Many supermarkets seem to be finding that the hoped-for labor savings from self-checkout machines aren’t materializing. The impulse among some progressives to cheer this as a pro-labor development is, I think, a big mistake. It’s absolutely true that firms seek to take advantage of productivity improvements to lay workers off and that we should feel very bad for people who lose their jobs. This is why progressives must and do support a social safety net and generous provision of social services.
But if you look back at American history and the economy as a whole, you’ll see that it’s simply not the case that slow productivity growth has been good for workers. Quite the contrary. Workers have been much worse off since the Great Productivity Slowdown of the 1970s (see Krugman’s The Age of Diminished Expectations) and the best period within the bad period was the mini-boom in productivity of the late-1990s.

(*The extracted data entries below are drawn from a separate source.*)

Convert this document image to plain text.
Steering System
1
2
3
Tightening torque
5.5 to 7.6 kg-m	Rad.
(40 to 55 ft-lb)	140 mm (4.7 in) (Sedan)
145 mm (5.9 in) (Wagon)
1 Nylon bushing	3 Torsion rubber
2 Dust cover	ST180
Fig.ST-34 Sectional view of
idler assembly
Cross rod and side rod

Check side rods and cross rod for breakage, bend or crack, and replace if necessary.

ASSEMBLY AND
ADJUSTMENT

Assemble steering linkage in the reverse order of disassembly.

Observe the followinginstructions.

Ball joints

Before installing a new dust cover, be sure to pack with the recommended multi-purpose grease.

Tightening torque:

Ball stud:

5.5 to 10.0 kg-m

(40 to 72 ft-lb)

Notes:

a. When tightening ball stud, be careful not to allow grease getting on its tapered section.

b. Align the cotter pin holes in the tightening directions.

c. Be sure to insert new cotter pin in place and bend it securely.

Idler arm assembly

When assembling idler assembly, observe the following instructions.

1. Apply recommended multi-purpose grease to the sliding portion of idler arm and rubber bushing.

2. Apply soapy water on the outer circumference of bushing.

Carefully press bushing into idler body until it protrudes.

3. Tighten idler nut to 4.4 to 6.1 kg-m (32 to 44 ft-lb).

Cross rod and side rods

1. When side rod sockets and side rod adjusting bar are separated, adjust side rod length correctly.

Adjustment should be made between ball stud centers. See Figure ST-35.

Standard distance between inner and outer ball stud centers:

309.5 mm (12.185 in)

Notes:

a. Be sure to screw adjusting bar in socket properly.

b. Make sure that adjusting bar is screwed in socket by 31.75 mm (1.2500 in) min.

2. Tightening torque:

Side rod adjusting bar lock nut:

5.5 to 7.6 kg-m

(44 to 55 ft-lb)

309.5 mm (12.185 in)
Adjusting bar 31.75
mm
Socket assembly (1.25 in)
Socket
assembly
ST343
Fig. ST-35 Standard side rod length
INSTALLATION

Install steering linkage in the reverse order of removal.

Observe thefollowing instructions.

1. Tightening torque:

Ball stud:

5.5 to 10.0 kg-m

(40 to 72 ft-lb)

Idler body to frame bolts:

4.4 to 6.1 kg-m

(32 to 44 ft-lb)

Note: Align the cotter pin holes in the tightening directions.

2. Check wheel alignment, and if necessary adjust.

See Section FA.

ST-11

Technological change clearly does lead to firm-level layoffs and individual job losses. But economy-wide job losses are driven by inadequate aggregate demand and poor macroeconomic policy. When President Obama flirted with the idea that productivity increases explain high unemployment he was making a mistake. Indeed, one thing that should worry us about the persistence of mass unemployment is that with so many excess workers around firms have less incentive than ever to spend time worrying about finding ways to make their workforce more productive. I suspect that’s part of the issue with the self-checkout machines. Being a cashier is not a particularly fun, glamorous, or high-paying job. In a healthy labor market, lots of cashiers would be looking for work elsewhere and there’d be lots of pressure to raise wages. Shifting to an equilibrium with fewer, but higher paid, staffers would make a lot of sense. But with double-digit unemployment for non-college workers, why bother?